The other day I was at the market and a woman was there with her three-month-old baby.  I kid you not, I almost wept while I was standing in line.  This little baby had orchestra conductor hands, and the wide-eyed stare of a tiny human just beginning to see the world around him without really knowing what any of it means.  It hit me that my baby isn't a teeny tiny anymore, and I know this is just the beginning of those moment, man is it rough!  

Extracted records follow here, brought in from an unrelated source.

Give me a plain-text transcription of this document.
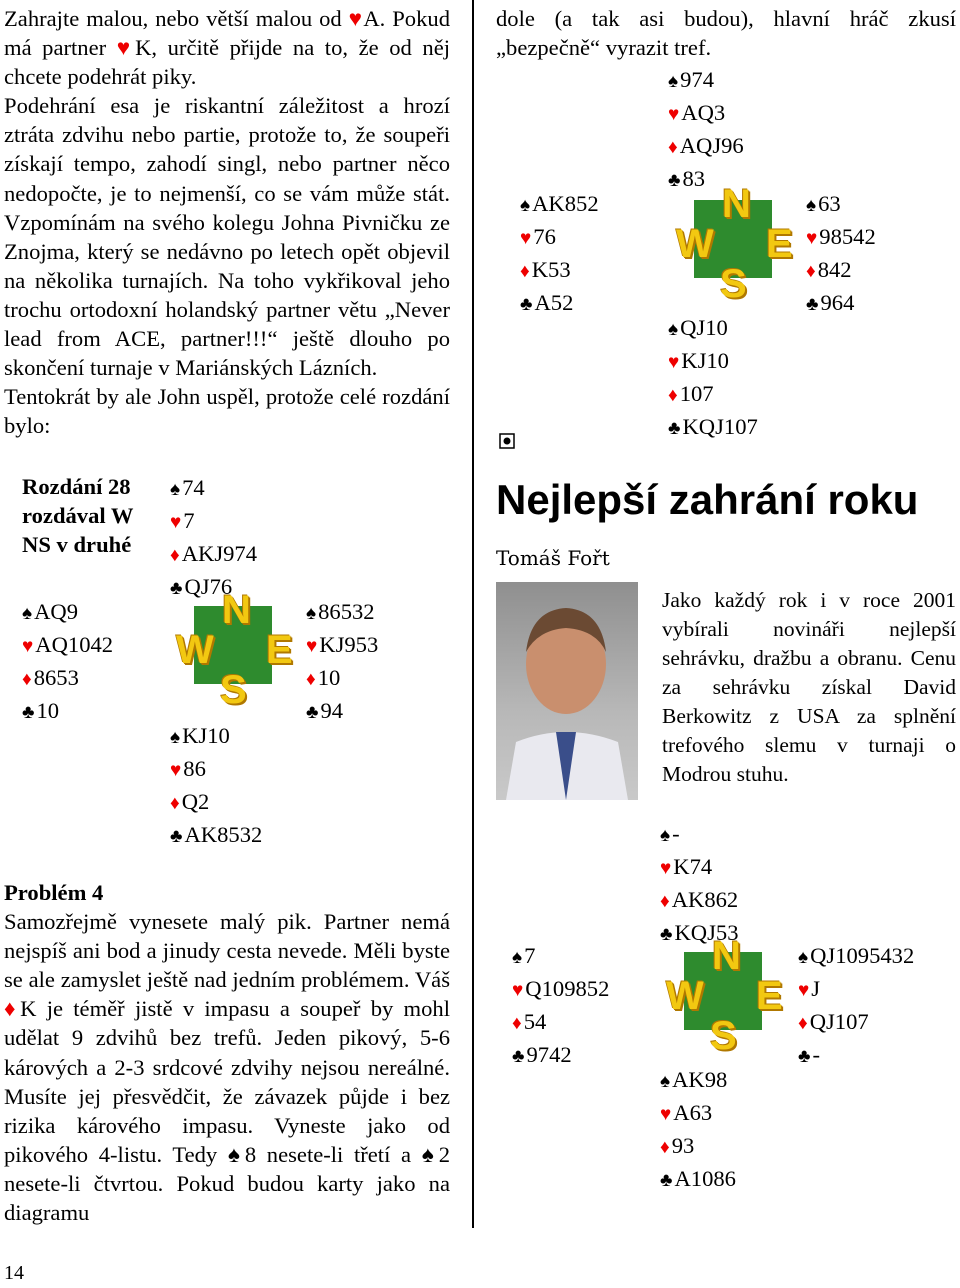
Zahrajte malou, nebo větší malou od ♥A. Pokud má partner ♥K, určitě přijde na to, že od něj chcete podehrát piky.

Podehrání esa je riskantní záležitost a hrozí ztráta zdvihu nebo partie, protože to, že soupeři získají tempo, zahodí singl, nebo partner něco nedopočte, je to nejmenší, co se vám může stát. Vzpomínám na svého kolegu Johna Pivničku ze Znojma, který se nedávno po letech opět objevil na několika turnajích. Na toho vykřikoval jeho trochu ortodoxní holandský partner větu „Never lead from ACE, partner!!!“ ještě dlouho po skončení turnaje v Mariánských Lázních.

Tentokrát by ale John uspěl, protože celé rozdání bylo:

Rozdání 28
rozdával W
NS v druhé
♠ 74
♥ 7
♦ AKJ974
♣ QJ76
♠ AQ9
♥ AQ1042
♦ 8653
♣ 10
N
W E
S
♠ 86532
♥ KJ953
♦ 10
♣ 94
♠ KJ10
♥ 86
♦ Q2
♣ AK8532

Problém 4

Samozřejmě vynesete malý pik. Partner nemá nejspíš ani bod a jinudy cesta nevede. Měli byste se ale zamyslet ještě nad jedním problémem. Váš ♦K je téměř jistě v impasu a soupeř by mohl udělat 9 zdvihů bez trefů. Jeden pikový, 5-6 kárových a 2-3 srdcové zdvihy nejsou nereálné. Musíte jej přesvědčit, že závazek půjde i bez rizika kárového impasu. Vyneste jako od pikového 4-listu. Tedy ♠8 nesete-li třetí a ♠2 nesete-li čtvrtou. Pokud budou karty jako na diagramu

dole (a tak asi budou), hlavní hráč zkusí „bezpečně“ vyrazit tref.
♠ 974
♥ AQ3
♦ AQJ96
♣ 83
♠ AK852
♥ 76
♦ K53
♣ A52
N
W E
S
♠ 63
♥ 98542
♦ 842
♣ 964
♠ QJ10
♥ KJ10
♦ 107
♣ KQJ107
Nejlepší zahrání roku
Tomáš Fořt
Jako každý rok i v roce 2001 vybírali novináři nejlepší sehrávku, dražbu a obranu. Cenu za sehrávku získal David Berkowitz z USA za splnění trefového slemu v turnaji o Modrou stuhu.
♠ -
♥ K74
♦ AK862
♣ KQJ53
♠ 7
♥ Q109852
♦ 54
♣ 9742
N
W E
S
♠ QJ1095432
♥ J
♦ QJ107
♣ -
♠ AK98
♥ A63
♦ 93
♣ A1086
14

On the lymphedema front: we had a physical therapy appointment last week, and we met with the sales rep from Solaris.  They make a night garment that is worn instead of wrapping.  It's a big convenience, with a big price tag.  However, Solaris  does something that is pretty awesome (and from their perspective probably guarantees them a customer for life) and they offer kids under four with lymphedema one free garment a year, and if you need to buy another in the year (which with a little you probably will need to do) you pay 25% of wholesale cost.  The rep brought a sample for us to check out, and they are actually really cute.  They look like little baby ugg boots, sans sheepskin lining, and they are really soft- the same cannot be said for the lining, foam and bandages involved in wrapping.  The only weird thing about our appointment was that the rep mentioned that they recommend getting one to put on the child's good leg so 'they don't feel a difference between the two legs.'  Now, I could be wrong as Juniper can't tell me yet, but I am pretty sure that she feels a difference in her legs inherently seeing as one is about 25% bigger than the other.  Needless to say, we will not be taking following that particular recommendation.   

We are hoping that we get ours by Christmas.  Please keep your fingers crossed that Juniper likes it, because if she does, friends it would change our lives.  No more struggling to keep her still while we wrap her, and she could wear it during nap time because it is so quick to put on, and (I cannnot believe that this was not my first thought) when she is a little older she will probably be able to put it on herself.  This last point I anticipate to be a pretty big deal. 
I think it will be a big deal because Little Miss already likes to do. things. herself.  When she is eating she wants to hold the spoon and put it in her own mouth.  This creates pretty much a disaster of whatever she is eating because she isn't so good at just grabbing for the spoon handle instead of the part of the spoon with the food on it, but she is actually pretty efficient (if messy) at getting the spoon in her mouth.  We're also sitting up over here, so lots of growing and adapting and changing.